If this process were simply the CRA/City Council sitting as a political body, there is little doubt this project would again be recycled for further iterations and changes in a never ending attempt to satisfy the insatiable interests of other politically active land owner/developers. Hard decisions require leadership, making the right ‘hard’ decision requires strong leadership!
In this process, there is a reviewing body for recourse to the ‘local’ politics; litigation at the Circuit Court. This developer, unlike many others, has the financial capacity and the will to file suit against the city and anyone else that may be interfering with their private property development rights.
The dangerous thing about litigation for elected officials is the ‘discovery’ process; the process where litigants get to take depositions under oath of opponents and witnesses. Here is where the proverbial ‘skeletons’ are uncovered and available for all to see. The CRA/City Council, representing the residents citywide, has the obligations to set aside their future political aspiration and protect the taxpayer from what will be an expensive lawsuit. The CRA/City Council must objectively review the evidence and take a correct decision by being the fact-finder and following the law.

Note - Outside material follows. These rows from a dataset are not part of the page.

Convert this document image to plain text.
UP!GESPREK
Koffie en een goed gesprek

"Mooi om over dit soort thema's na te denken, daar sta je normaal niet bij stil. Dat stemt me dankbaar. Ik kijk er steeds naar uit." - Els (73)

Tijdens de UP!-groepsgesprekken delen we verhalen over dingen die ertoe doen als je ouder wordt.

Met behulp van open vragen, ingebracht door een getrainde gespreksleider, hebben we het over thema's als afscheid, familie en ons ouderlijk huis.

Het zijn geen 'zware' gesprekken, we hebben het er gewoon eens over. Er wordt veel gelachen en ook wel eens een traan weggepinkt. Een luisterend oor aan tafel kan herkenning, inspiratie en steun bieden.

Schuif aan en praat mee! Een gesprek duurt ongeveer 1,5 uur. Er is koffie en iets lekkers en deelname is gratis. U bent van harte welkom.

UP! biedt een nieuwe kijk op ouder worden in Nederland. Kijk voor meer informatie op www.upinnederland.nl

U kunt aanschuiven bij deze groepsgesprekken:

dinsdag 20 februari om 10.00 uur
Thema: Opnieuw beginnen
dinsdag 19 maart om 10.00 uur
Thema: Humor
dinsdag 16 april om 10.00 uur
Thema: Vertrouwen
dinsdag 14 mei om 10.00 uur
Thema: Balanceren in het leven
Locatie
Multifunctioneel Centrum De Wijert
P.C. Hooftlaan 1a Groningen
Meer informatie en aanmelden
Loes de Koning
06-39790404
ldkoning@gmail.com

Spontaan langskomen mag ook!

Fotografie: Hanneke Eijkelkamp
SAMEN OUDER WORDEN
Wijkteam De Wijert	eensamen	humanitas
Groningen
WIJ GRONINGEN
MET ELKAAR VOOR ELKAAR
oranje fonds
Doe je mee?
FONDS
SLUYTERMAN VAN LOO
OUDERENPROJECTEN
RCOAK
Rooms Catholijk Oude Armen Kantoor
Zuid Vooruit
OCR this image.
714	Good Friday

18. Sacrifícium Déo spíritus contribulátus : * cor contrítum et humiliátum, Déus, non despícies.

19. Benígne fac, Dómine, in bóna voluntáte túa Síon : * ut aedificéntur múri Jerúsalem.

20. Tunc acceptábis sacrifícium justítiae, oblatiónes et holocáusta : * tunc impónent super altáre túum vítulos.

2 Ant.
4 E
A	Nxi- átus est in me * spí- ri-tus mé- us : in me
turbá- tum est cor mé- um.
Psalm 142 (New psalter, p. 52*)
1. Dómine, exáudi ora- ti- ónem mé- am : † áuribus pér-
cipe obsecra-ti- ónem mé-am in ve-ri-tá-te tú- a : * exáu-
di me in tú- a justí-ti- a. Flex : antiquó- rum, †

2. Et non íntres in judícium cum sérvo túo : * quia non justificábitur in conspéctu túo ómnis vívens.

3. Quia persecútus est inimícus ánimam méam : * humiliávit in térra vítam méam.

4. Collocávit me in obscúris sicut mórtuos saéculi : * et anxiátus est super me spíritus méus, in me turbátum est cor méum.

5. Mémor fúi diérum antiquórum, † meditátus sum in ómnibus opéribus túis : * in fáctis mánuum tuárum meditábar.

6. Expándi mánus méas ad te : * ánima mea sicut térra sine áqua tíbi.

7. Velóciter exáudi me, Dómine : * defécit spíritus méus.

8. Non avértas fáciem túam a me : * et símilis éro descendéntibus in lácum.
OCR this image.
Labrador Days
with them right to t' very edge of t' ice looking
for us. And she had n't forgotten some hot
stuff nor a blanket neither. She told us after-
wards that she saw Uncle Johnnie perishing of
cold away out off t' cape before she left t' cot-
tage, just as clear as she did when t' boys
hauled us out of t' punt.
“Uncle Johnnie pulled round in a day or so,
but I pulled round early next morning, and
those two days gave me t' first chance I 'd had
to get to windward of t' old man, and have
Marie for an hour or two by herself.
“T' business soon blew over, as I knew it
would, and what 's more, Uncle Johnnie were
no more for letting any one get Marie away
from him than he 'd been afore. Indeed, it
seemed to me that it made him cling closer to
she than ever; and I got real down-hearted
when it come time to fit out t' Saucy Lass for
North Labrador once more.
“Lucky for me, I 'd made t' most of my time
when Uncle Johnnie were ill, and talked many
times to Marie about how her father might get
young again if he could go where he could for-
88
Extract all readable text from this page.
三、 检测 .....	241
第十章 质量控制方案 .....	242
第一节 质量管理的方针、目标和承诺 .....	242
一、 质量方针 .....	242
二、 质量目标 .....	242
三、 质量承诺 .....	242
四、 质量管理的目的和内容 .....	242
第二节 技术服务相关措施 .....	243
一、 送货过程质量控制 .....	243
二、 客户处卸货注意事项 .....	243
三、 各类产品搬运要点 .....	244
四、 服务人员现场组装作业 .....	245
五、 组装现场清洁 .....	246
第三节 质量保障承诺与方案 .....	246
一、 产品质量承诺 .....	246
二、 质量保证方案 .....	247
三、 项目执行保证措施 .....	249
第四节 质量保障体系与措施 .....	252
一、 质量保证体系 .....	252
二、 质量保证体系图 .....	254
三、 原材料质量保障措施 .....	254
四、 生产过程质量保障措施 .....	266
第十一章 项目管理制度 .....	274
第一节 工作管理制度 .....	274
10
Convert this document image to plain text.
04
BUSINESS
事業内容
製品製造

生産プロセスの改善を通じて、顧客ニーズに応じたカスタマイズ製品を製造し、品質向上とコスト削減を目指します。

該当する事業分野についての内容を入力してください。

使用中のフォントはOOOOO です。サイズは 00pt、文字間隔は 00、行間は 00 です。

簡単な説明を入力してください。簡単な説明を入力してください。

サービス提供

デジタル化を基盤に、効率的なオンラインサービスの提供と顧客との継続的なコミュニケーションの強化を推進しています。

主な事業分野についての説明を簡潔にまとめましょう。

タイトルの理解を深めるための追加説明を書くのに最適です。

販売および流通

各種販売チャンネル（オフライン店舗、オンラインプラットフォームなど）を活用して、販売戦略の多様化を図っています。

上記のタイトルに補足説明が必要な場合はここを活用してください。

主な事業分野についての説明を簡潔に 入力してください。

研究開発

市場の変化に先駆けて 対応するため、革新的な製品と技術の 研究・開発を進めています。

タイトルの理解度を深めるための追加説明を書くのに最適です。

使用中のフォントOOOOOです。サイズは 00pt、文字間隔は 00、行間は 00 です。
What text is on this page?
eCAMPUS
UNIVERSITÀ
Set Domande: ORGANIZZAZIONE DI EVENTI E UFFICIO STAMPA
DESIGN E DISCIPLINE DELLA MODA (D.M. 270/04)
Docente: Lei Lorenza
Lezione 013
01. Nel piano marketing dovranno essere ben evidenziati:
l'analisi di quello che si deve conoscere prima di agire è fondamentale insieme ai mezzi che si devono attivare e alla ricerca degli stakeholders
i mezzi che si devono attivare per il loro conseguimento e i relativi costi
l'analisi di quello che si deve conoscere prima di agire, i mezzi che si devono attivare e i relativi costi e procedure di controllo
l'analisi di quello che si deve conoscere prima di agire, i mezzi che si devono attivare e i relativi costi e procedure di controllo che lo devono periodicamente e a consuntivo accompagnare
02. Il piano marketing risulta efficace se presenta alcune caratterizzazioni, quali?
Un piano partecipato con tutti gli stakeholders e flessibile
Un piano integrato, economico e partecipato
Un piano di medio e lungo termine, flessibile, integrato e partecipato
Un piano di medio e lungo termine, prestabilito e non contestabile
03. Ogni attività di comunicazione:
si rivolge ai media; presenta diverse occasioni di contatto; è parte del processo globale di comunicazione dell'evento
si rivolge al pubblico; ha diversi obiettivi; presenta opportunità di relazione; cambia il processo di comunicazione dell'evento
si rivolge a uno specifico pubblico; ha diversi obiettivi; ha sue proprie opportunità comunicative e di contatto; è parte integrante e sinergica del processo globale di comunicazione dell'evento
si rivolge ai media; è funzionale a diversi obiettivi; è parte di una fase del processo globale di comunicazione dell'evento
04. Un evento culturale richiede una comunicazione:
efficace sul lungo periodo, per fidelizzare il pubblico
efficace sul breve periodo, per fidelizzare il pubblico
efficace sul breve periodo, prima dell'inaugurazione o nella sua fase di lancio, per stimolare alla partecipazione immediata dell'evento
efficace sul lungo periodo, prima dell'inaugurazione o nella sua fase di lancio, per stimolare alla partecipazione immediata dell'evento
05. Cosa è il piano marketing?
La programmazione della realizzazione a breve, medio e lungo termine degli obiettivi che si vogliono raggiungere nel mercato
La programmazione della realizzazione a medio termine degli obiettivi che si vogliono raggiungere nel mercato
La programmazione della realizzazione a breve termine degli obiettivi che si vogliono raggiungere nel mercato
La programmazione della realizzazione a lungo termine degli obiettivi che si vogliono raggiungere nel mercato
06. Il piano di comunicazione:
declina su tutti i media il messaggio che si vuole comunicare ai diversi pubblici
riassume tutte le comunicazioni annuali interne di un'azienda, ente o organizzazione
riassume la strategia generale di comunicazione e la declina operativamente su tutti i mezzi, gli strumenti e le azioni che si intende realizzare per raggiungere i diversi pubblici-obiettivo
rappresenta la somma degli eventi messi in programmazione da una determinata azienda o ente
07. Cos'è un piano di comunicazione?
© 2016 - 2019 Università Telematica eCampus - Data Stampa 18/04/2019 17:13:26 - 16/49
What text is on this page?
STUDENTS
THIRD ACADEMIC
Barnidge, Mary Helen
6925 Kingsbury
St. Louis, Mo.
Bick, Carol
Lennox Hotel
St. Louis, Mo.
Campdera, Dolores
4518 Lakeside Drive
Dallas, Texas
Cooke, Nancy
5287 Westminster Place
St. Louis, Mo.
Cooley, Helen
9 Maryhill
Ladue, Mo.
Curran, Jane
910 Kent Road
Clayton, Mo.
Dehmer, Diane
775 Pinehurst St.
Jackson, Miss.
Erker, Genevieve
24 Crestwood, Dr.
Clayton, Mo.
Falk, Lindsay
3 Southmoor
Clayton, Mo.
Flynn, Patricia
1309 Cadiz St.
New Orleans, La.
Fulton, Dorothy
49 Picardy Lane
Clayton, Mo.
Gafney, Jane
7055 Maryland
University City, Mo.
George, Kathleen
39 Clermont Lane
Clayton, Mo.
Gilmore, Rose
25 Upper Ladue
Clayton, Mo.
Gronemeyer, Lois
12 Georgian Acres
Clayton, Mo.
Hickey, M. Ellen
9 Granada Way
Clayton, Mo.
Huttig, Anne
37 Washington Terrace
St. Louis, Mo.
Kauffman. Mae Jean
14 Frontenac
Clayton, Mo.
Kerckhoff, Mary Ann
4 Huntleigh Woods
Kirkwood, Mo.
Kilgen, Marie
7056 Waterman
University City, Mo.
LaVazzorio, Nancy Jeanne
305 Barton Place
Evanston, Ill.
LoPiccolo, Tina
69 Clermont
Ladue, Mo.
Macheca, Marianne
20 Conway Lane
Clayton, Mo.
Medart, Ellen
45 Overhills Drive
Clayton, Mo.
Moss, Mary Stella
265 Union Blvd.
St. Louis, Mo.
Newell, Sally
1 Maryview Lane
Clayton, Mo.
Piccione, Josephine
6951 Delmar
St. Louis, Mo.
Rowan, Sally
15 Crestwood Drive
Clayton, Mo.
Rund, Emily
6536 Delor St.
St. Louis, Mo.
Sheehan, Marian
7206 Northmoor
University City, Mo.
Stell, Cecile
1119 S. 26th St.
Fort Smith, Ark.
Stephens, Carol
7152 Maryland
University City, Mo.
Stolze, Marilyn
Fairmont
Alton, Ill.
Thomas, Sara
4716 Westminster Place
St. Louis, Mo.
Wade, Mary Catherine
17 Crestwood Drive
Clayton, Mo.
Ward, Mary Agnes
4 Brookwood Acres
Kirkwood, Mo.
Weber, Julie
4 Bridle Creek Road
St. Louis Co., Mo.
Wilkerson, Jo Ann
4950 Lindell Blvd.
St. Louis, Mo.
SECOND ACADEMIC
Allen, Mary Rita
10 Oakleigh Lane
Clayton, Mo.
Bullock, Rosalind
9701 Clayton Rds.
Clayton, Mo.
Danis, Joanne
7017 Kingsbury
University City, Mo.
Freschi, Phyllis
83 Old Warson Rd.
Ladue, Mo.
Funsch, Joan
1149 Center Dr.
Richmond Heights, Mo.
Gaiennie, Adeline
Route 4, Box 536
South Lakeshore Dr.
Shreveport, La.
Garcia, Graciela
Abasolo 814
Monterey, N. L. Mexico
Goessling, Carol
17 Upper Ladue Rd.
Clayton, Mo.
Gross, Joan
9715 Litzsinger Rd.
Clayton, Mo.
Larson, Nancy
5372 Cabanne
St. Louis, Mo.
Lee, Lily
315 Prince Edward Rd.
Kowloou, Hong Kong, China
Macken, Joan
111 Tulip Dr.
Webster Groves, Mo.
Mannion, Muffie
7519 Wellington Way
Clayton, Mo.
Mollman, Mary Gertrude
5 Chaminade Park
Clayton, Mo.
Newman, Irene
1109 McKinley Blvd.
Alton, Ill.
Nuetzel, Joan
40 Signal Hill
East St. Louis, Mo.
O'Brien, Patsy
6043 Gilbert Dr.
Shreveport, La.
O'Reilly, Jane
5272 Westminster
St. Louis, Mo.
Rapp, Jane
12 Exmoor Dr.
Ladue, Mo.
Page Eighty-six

Owing to the abysmal track record of legal advice by the City Attorney’s office, the CRA/City Council should take heart. Of course, there may be another calculous in play here….Call me conspiratorial but…If the elected officials act politically in this matter by voting denial, the elected officials would garner their ‘no chit’ with campaign donors and then could blame the courts for overturning the denial, allowing the project to go forward.
Again as my 7th grade teacher would often say…”A word to the wise is sufficient.”